The plantar flexor torque plays an important role in achieving superior sprint performance in sprinters. Because of the close relationship between joint torque and muscle size, a simple assumption can be made that greater plantar flexor muscles (i.e., triceps surae muscles) are related to better sprint performance. However, previous studies have reported the absence of these relationships. Furthermore, to examine these relationships, only a few studies have calculated the muscle volume (MV) of the plantar flexors. In this study, we hypothesized that the plantar flexor MVs may not be important morphological factors for sprint performance. To test our hypothesis, we examined the relationships between plantar flexor MVs and sprint performance in sprinters. Fifty-two male sprinters and 26 body size-matched male non-sprinters participated in this study. On the basis of the personal best 100 m sprint times [range, 10.21–11.90 (mean ± SD, 11.13 ± 0.42) s] in sprinters, a K-means cluster analysis was applied to divide them into four sprint performance level groups (n = 8, 8, 19, and 17 for each group), which was the optimal number of clusters determined by the silhouette coefficient. The MVs of the gastrocnemius lateralis (GL), gastrocnemius medialis (GM), and soleus (SOL) in participants were measured using magnetic resonance imaging. In addition to absolute MVs, the relative MVs normalized to body mass were used for the analyses. The absolute and relative MVs of the total and individual plantar flexors were significantly greater in sprinters than in non-sprinters (all p < 0.01, d = 0.64–1.39). In contrast, all the plantar flexor MV variables did not differ significantly among the four groups of sprinters (all p > 0.05, η2 = 0.02–0.07). Furthermore, all plantar flexor MV variables did not correlate significantly with personal best 100 m sprint time in sprinters (r = −0.253–0.002, all p > 0.05). These findings suggest that although the plantar flexor muscles are specifically developed in sprinters compared to untrained non-sprinters, the greater plantar flexor MVs in the sprinters may not be important morphological factors for their sprint performance.

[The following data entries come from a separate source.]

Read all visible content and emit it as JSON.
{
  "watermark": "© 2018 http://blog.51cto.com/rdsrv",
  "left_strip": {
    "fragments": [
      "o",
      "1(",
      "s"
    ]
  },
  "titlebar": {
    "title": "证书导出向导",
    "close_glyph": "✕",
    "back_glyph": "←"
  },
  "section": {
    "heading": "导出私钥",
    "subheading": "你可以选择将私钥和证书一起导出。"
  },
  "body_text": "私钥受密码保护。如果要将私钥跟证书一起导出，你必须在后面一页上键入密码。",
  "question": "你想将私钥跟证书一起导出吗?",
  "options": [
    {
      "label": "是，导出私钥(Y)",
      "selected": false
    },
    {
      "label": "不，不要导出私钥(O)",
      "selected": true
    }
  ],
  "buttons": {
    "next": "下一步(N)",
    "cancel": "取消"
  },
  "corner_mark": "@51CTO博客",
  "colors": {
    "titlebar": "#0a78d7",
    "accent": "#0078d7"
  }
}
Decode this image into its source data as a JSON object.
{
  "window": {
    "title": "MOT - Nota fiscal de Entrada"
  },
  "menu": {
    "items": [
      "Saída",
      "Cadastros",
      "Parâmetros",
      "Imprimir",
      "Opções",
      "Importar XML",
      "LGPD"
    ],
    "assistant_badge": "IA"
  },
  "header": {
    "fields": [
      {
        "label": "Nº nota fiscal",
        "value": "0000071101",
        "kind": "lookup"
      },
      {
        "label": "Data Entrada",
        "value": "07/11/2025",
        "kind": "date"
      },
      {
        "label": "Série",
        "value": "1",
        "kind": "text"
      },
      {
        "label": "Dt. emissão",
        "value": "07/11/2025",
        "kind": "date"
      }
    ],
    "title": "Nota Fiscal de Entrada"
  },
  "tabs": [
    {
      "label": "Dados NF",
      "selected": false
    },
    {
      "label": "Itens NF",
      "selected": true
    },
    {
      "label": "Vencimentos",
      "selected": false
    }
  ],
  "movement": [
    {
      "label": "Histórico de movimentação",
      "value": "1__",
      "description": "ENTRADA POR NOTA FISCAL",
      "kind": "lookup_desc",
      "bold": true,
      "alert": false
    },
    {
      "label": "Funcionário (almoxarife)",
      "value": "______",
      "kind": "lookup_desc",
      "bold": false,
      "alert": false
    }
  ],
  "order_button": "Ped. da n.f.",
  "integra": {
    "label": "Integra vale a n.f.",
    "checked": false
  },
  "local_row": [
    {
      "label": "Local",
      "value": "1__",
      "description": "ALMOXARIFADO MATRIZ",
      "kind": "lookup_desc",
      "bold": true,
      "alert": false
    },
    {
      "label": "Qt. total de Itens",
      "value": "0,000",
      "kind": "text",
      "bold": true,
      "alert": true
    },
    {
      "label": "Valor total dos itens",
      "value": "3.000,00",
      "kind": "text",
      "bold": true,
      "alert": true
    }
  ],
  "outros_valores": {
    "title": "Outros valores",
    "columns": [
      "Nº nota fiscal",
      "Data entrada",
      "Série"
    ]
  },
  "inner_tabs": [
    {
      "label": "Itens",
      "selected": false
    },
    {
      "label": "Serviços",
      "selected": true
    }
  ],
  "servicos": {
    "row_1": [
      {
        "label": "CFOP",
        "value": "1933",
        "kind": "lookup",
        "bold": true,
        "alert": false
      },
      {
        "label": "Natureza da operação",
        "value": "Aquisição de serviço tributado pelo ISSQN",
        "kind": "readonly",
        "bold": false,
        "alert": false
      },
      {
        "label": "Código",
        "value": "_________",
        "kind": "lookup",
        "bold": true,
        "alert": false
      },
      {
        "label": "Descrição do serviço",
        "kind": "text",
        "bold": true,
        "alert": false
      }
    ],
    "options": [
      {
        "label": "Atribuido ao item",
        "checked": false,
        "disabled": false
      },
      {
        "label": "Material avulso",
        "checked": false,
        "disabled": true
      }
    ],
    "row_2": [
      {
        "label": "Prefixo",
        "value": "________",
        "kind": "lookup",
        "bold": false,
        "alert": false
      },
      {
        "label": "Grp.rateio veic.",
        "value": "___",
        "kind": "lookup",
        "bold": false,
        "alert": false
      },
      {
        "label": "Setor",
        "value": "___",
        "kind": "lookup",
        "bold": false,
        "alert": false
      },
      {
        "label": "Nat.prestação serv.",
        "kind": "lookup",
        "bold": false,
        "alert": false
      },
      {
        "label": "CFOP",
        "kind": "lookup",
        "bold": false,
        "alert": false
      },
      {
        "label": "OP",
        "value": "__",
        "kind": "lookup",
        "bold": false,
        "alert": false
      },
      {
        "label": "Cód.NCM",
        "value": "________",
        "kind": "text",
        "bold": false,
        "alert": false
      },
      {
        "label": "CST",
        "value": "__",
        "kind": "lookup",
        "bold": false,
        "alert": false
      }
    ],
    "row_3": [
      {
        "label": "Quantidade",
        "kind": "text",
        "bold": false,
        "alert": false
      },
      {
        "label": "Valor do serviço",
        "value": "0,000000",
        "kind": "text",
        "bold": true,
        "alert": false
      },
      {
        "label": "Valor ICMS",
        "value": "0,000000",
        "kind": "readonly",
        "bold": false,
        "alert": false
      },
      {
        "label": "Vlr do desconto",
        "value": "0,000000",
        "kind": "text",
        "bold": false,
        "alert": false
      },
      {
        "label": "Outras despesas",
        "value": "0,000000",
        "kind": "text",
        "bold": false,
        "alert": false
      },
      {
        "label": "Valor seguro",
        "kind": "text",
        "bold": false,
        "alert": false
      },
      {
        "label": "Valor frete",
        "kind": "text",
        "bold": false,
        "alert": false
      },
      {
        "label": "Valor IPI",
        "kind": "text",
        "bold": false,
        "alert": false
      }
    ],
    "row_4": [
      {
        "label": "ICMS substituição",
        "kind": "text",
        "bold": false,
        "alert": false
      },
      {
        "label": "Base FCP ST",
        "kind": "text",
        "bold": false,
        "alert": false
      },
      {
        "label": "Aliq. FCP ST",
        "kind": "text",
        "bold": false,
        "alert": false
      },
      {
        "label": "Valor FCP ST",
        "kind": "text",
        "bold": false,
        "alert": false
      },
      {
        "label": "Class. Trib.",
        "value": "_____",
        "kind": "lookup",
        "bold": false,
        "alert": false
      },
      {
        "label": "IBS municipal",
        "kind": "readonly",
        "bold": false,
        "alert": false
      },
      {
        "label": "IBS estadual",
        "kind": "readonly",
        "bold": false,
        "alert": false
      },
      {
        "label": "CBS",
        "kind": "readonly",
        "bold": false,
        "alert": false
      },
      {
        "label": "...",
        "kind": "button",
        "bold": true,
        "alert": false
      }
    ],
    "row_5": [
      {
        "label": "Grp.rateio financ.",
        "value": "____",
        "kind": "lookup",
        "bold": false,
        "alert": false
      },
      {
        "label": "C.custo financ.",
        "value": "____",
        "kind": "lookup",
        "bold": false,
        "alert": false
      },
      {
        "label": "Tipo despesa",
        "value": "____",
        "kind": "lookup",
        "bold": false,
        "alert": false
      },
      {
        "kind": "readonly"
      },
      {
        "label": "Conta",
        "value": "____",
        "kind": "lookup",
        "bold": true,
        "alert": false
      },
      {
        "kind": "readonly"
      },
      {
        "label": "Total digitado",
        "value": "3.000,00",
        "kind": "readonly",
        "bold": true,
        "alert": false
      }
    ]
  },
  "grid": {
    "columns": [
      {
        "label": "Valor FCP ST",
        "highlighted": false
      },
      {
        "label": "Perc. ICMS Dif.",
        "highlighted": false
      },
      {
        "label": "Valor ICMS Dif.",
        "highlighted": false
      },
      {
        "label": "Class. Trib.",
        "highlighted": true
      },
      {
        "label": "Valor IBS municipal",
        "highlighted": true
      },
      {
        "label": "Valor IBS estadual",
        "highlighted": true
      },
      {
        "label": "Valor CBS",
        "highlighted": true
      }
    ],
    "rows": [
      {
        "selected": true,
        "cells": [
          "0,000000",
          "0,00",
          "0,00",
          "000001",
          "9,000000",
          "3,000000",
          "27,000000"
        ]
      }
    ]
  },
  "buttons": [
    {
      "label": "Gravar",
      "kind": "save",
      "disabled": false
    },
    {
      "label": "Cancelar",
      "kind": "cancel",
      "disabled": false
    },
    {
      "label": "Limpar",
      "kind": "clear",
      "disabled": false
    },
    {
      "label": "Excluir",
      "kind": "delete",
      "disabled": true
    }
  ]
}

Effects of a Single Proprioceptive Neuromuscular Facilitation Stretching Exercise With and Without Post-stretching Activation on the Muscle Function and Mechanical Properties of the Plantar Flexor Muscles

A single proprioceptive neuromuscular facilitation (PNF) stretching exercise can increase the range of motion (ROM) of a joint but can lead to a decrease in performance immediately after the stretching exercise. Post-stretching activation (PSA) exercises are known as a possible way to counteract such a drop in performance following a single stretching exercise. However, to date, no study has investigated the combination of PNF stretching with PSA. Thus, the aim of this study was to compare the effects of a PNF stretching exercise with and without PSA on the muscle function (e.g., ROM) and mechanical properties of the plantar flexor muscles. Eighteen physically active males volunteered in the study, which had a crossover design and a random order. The passive shear modulus of the gastrocnemius medialis (GM) and gastrocnemius lateralis (GL) was measured in a neutral position with shear wave elastography, both pre- and post-intervention. Maximum voluntary isometric contraction (MVIC) peak torque, maximum voluntary dynamic contraction peak torque, dorsiflexion ROM, and passive resistive torque (PRT) were also measured with a dynamometer. The interventions were 4×30s of PNF stretching (5s of contraction) and two sets of three exercises with 20 or 40 fast ground contacts (PNF stretching+PSA) and PNF stretching only. ROM was found to have increased in both groups (+4%). In addition, the PNF stretching+PSA group showed a decrease in PRT at a given angle (−7%) and a decrease in GM and mean shear modulus (GM+GL; −6%). Moreover, the MVIC peak torque decreased (−4%) only in the PNF stretching group (without PSA). Therefore, we conclude that, if PNF stretching is used as a warm-up exercise, target-muscle-specific PSA should follow to keep the performance output at the same level while maintaining the benefit of a greater ROM.